I have a 2d array
a = array([[5, 0, 1, 0],
[0, 1, 3, 5],
[2, 3, 0, 0],
[4, 0, 2, 4],
[3, 2, 0, 3]])
and a 1d array
b = array([1, 2, 1, 2, 2])
which ( b
) tells how many non-zero elements we want to choose from each row of the array a
.
For example, b[0] = 1
tells us that we have to choose 1 non-zero element from a[0]
, b[1] = 2
tells us that we have to choose 2 non-zero elements from a[1]
, and so on.
For a 1d array, it can be done using np.random.choice
, but I can't find how to do it for a 2d array, so I have to use a for
loop which slows the computation.
I want the result as 2d array as
array([[5, 0, 0, 0],
[0, 1, 0, 5],
[2, 0, 0, 0],
[0, 0, 2, 4],
[3, 2, 0, 0]])
Here, we have 1 element in row 1, 2 elements in row 2, 1 element in row 3 and so on as given in array b.
It looks like a Competitive Programming problem.
I don't think that you can achieve the results using numpy.random.choice (I may be wrong).

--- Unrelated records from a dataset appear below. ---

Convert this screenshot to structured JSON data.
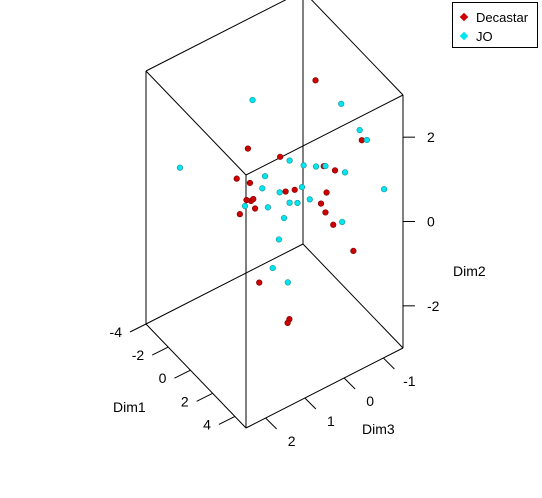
{
  "legend": {
    "items": [
      {
        "label": "Decastar",
        "color": "#cc0000"
      },
      {
        "label": "JO",
        "color": "#00e5ee"
      }
    ]
  },
  "chart_data": {
    "type": "scatter",
    "dimensions": 3,
    "axes": {
      "x": {
        "label": "Dim1",
        "range": [
          -4,
          5
        ],
        "ticks": [
          -4,
          -2,
          0,
          2,
          4
        ]
      },
      "y": {
        "label": "Dim2",
        "range": [
          -3,
          3
        ],
        "ticks": [
          -2,
          0,
          2
        ]
      },
      "z": {
        "label": "Dim3",
        "range": [
          -1.5,
          2.5
        ],
        "ticks": [
          -1,
          0,
          1,
          2
        ]
      }
    },
    "series": [
      {
        "name": "Decastar",
        "color": "#cc0000",
        "points": [
          [
            -2.6,
            0.5,
            0.3
          ],
          [
            -2.9,
            -0.2,
            0.5
          ],
          [
            -1.6,
            -0.6,
            0.4
          ],
          [
            -0.3,
            0.6,
            0.9
          ],
          [
            -0.2,
            0.2,
            0.9
          ],
          [
            0.1,
            0.4,
            1.1
          ],
          [
            0.0,
            0.3,
            0.9
          ],
          [
            0.3,
            1.1,
            0.3
          ],
          [
            -0.5,
            -0.1,
            1.1
          ],
          [
            1.6,
            -1.1,
            1.2
          ],
          [
            2.9,
            -1.8,
            0.8
          ],
          [
            3.8,
            -1.5,
            1.1
          ],
          [
            1.4,
            0.8,
            -0.5
          ],
          [
            -0.4,
            2.2,
            -0.8
          ],
          [
            0.8,
            -0.3,
            -0.6
          ],
          [
            1.2,
            -0.4,
            -0.6
          ],
          [
            1.3,
            0.1,
            -0.6
          ],
          [
            1.9,
            -0.5,
            -0.6
          ],
          [
            2.0,
            1.2,
            -1.3
          ],
          [
            2.3,
            -1.2,
            -1.0
          ],
          [
            1.0,
            0.4,
            -0.9
          ],
          [
            0.2,
            0.1,
            -0.1
          ],
          [
            1.5,
            0.7,
            0.5
          ]
        ]
      },
      {
        "name": "JO",
        "color": "#00e5ee",
        "points": [
          [
            -4.3,
            0.9,
            -0.3
          ],
          [
            -1.3,
            1.4,
            2.4
          ],
          [
            -1.8,
            -0.5,
            0.6
          ],
          [
            -0.6,
            0.2,
            0.5
          ],
          [
            -0.8,
            -0.4,
            0.3
          ],
          [
            1.7,
            -1.4,
            0.5
          ],
          [
            1.4,
            -1.0,
            0.8
          ],
          [
            0.9,
            -0.6,
            0.5
          ],
          [
            0.8,
            0.0,
            0.0
          ],
          [
            0.8,
            0.1,
            0.2
          ],
          [
            0.5,
            0.2,
            -0.2
          ],
          [
            1.2,
            0.1,
            -0.2
          ],
          [
            0.8,
            1.1,
            0.2
          ],
          [
            1.2,
            0.7,
            -0.6
          ],
          [
            2.0,
            -0.5,
            -0.8
          ],
          [
            1.0,
            0.9,
            -0.1
          ],
          [
            3.3,
            0.3,
            -1.5
          ],
          [
            0.5,
            1.7,
            -1.2
          ],
          [
            1.1,
            1.1,
            -1.5
          ],
          [
            1.4,
            0.9,
            -1.6
          ],
          [
            1.9,
            0.6,
            -0.9
          ],
          [
            0.7,
            0.6,
            -0.5
          ],
          [
            -0.1,
            0.1,
            0.2
          ],
          [
            0.3,
            -0.4,
            0.2
          ],
          [
            0.0,
            0.7,
            0.6
          ]
        ]
      }
    ]
  }
}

Anyways, think of it like this. To select x
number of non-zero elements from a 1D array of size n
, it will be of O(n) complexity in the worst case. And, for a 2D array it will be O(n^2) if you follow the same naive approach.
this post is almost similar to your question, but numpy.nonzero also is an O(n^2) function.